Overall, McCabe says that Cadbury uses all the usual marketing tools for promoting its confectionery products while acknowledging the local tastes. “We run our confectionery business on a regional not global basis and tailor our products and marketing strategies to the local markets. It can be difficult to break into markets, which have already well established confectionery companies and tastes as it is for any consumer product category. We have tended to enter markets such as these via acquisition – for instance, France where we now have a leading position in the total confectionery market.” Cadbury has been particularly successful in greenfield markets, such as Russia and China, where chocolate preference is less established.

Nestlé Food, the world's largest food company (and Switzerland's largest industrial company), is well familiar with the peculiarities of regional tastes. Nestlé spokesman, Marcel Rubin stressed, "the food industry generally speaking is a very fragmented business. If you take the 20 largest food industry groups in the world, they make 8.6 percent of the total sales of this industry. Which is small."

Nestlé is composed of six worldwide corporate strategic brands: Nescafé (coffee products), Nestea (tea products), Maggi (culinary products, frozen food), Buitoni (Italian cuisine), Friskies (pet food) and the Nestlé brand itself (chocolate, milk products, ice cream, nutritional products, etc.); chocolate and confectionery is less than 15 percent of Nestlé’s total sales.

So how does Nestlé Foods make impact – and not just with chocolate? By understanding fragmentation and localized tastes. Nestlé operates 500 factories in about 80 countries. They are a multinational company fully equipped to understand local tastes in food and in marketing and promotion.

Rubin asserts that the food industry is fragmented "because food is a component of the culture of the people, which means that the people are not all eating the same things all over the world. And the food producers – even the big international ones – are not proposing the same product all over the world.”
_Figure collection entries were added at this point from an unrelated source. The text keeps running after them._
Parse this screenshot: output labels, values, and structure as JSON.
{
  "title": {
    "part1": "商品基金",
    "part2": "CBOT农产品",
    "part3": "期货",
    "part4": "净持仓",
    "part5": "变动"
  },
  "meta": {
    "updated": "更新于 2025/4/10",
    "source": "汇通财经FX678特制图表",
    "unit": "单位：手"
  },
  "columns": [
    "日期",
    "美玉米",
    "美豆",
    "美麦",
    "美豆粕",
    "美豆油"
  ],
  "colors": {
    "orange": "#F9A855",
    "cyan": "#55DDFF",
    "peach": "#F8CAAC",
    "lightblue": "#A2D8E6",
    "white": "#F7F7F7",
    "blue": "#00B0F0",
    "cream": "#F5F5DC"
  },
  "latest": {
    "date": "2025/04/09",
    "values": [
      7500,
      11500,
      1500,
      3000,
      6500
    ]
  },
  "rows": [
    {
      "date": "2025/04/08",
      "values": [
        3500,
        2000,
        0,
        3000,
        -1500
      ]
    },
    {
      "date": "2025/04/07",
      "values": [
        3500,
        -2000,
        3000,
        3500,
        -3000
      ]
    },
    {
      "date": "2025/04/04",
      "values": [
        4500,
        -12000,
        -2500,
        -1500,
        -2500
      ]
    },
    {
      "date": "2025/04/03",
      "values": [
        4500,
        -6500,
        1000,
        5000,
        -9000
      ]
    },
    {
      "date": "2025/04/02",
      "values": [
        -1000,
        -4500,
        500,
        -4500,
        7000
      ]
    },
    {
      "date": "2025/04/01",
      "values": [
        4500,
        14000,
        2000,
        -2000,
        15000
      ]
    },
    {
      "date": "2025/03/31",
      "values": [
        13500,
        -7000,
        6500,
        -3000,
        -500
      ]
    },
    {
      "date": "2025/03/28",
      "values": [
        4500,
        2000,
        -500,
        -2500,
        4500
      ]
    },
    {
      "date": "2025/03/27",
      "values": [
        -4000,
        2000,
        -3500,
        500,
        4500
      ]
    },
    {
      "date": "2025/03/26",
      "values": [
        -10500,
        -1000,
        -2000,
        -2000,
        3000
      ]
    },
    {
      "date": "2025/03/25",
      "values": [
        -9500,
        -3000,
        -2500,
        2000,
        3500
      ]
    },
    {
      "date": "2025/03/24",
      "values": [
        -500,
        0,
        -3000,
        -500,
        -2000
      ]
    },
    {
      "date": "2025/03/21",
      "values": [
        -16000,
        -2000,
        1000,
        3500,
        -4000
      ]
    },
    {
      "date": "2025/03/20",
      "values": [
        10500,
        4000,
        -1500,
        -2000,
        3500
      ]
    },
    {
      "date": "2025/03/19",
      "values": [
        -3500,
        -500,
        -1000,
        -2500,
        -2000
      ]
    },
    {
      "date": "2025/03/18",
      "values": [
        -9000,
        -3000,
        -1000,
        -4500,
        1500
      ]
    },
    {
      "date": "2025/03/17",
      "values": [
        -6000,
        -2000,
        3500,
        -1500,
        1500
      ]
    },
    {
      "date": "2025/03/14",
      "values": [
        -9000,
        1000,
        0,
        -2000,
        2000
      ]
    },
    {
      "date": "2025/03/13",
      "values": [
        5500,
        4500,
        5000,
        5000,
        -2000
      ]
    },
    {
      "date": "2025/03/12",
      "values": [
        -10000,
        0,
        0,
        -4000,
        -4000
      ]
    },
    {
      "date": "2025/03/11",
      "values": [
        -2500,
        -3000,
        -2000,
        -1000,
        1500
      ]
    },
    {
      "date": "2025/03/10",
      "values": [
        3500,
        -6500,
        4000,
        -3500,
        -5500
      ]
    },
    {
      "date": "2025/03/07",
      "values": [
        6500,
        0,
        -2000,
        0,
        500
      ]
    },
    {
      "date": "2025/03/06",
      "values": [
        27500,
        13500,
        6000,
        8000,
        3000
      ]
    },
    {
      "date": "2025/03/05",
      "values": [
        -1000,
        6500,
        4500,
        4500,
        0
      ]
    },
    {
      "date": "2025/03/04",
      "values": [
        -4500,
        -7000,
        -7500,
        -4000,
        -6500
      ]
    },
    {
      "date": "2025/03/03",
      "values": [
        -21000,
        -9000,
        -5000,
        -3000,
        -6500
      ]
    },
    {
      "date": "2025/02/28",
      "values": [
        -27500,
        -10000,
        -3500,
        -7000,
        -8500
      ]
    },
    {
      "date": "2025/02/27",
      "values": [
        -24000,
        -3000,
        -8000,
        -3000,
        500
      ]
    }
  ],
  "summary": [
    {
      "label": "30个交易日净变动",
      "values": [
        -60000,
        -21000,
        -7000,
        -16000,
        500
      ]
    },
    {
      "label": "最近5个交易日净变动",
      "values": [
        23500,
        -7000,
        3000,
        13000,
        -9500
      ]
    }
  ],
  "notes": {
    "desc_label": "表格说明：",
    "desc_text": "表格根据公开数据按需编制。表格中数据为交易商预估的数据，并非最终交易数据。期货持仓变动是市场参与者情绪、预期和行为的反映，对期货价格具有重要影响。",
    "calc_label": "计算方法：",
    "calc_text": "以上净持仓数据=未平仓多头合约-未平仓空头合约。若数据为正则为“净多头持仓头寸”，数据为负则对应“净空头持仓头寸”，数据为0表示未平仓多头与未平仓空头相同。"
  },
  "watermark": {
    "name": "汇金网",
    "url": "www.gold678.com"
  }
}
For example, he says, “If you take Nescafé, our soluble coffee. We make around 200 different types of Nescafé. Because people in the US do not drink the same type of coffee as people in Italy, as people in Brazil or people in Japan. And therefore we have to adapt the product to the tastes and habits of consumers. What is true for coffee is of course also true for chocolate . . . . [T]his explains why the food industry is so fragmented, because the food industry was born locally."
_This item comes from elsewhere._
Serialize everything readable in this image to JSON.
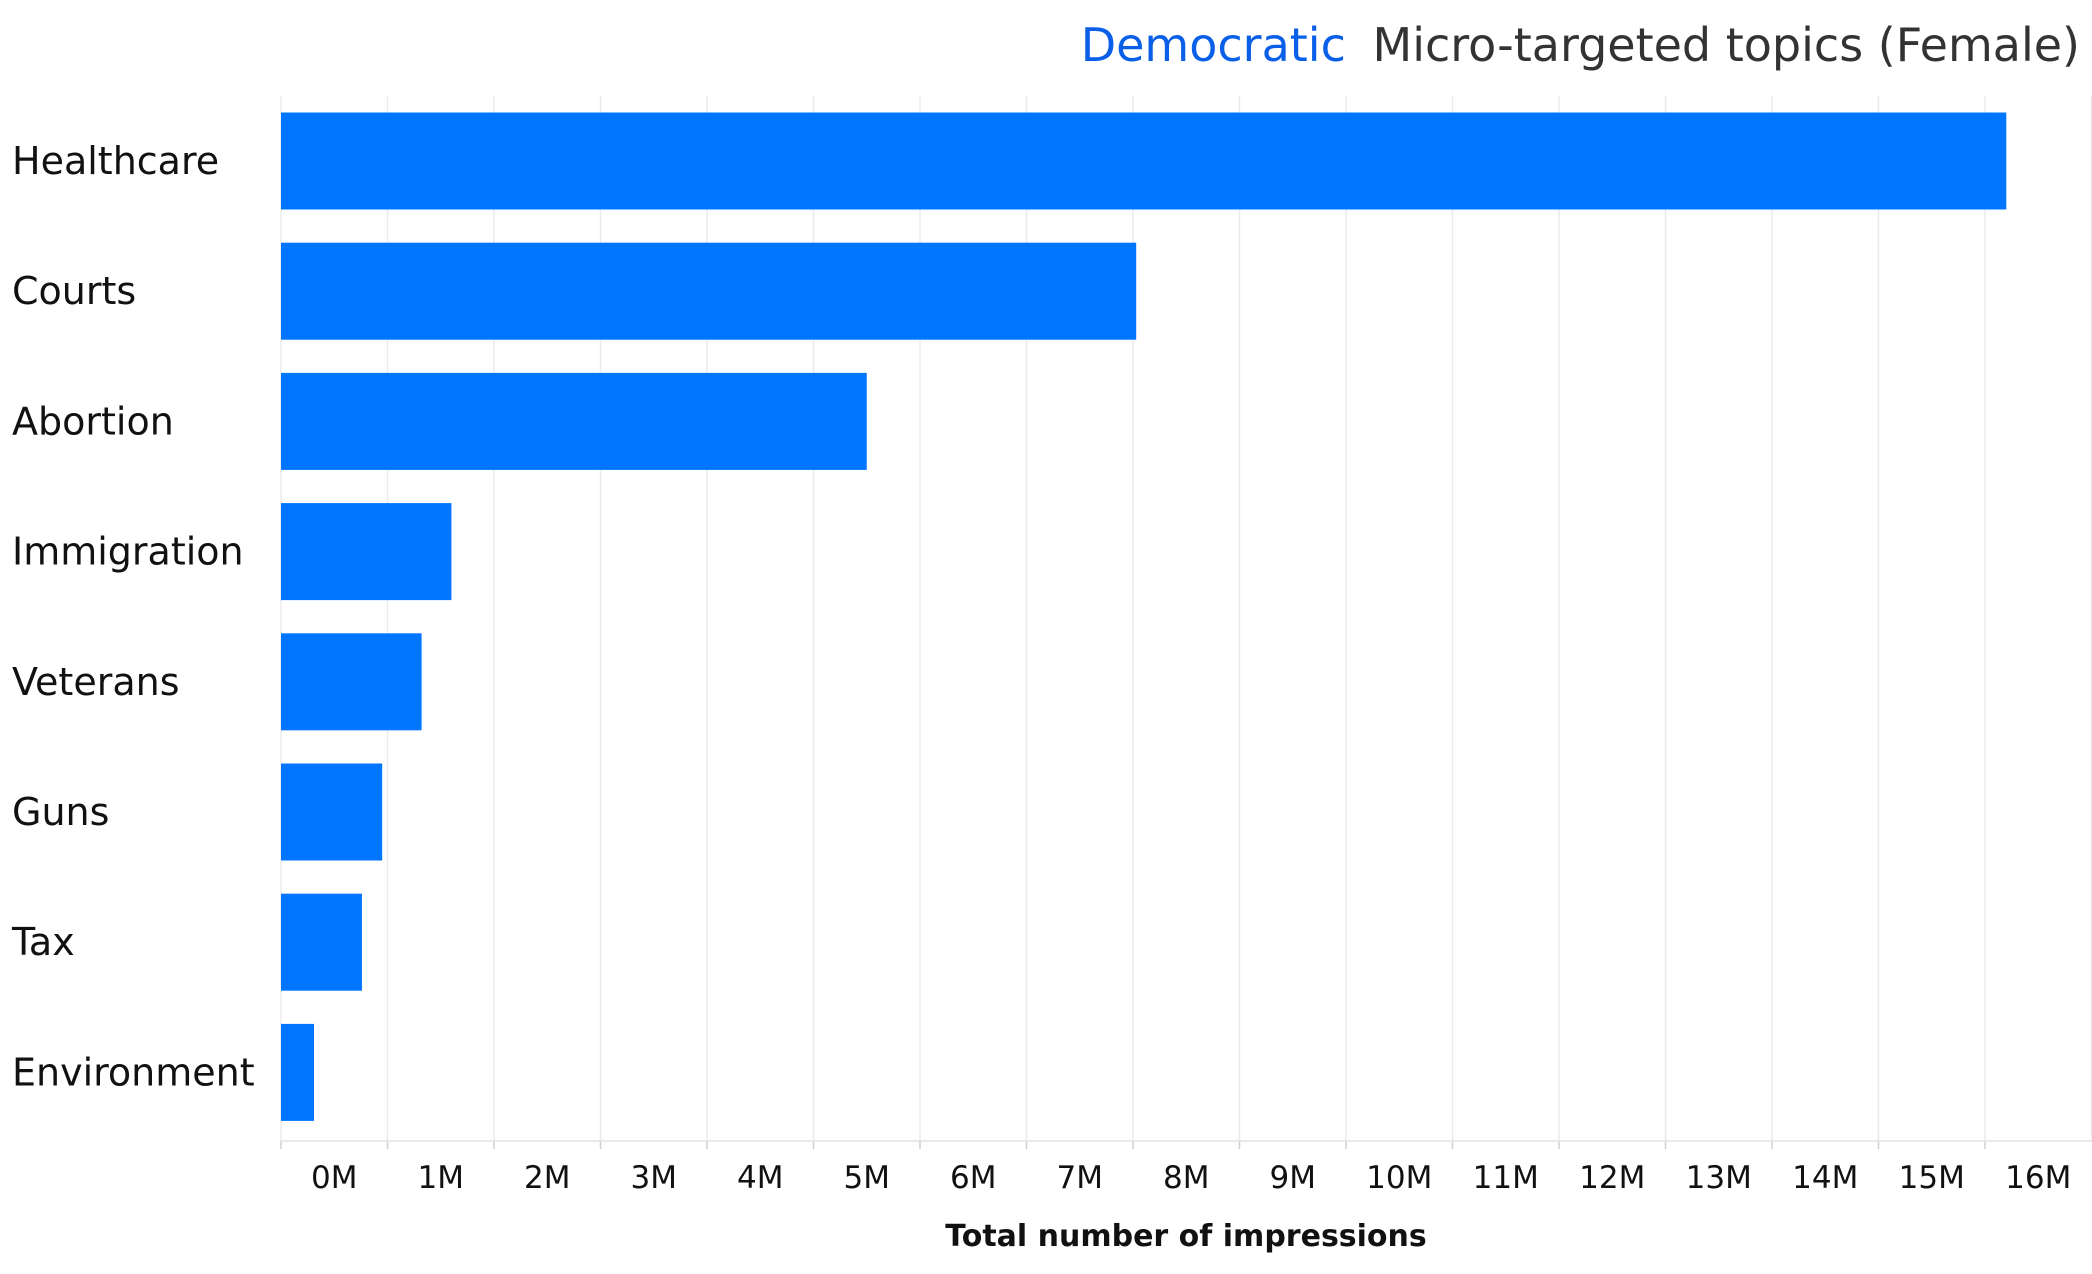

And in reality, what Rubin is saying helps to explain the very regional popularity of Hershey and Cadbury. All of these companies understand that, in the food business generally, and in the war for chocolate consumers more specifically, the most important tactic is to understand the very specific tastes of your customers, region by region. Once you've mastered that, you can move forward and capture their tastes or stay home and revel in the adulation.    

[17-Dec-2001]

 
  
  

Stephanie Margolin is a freelance writer based in New York City.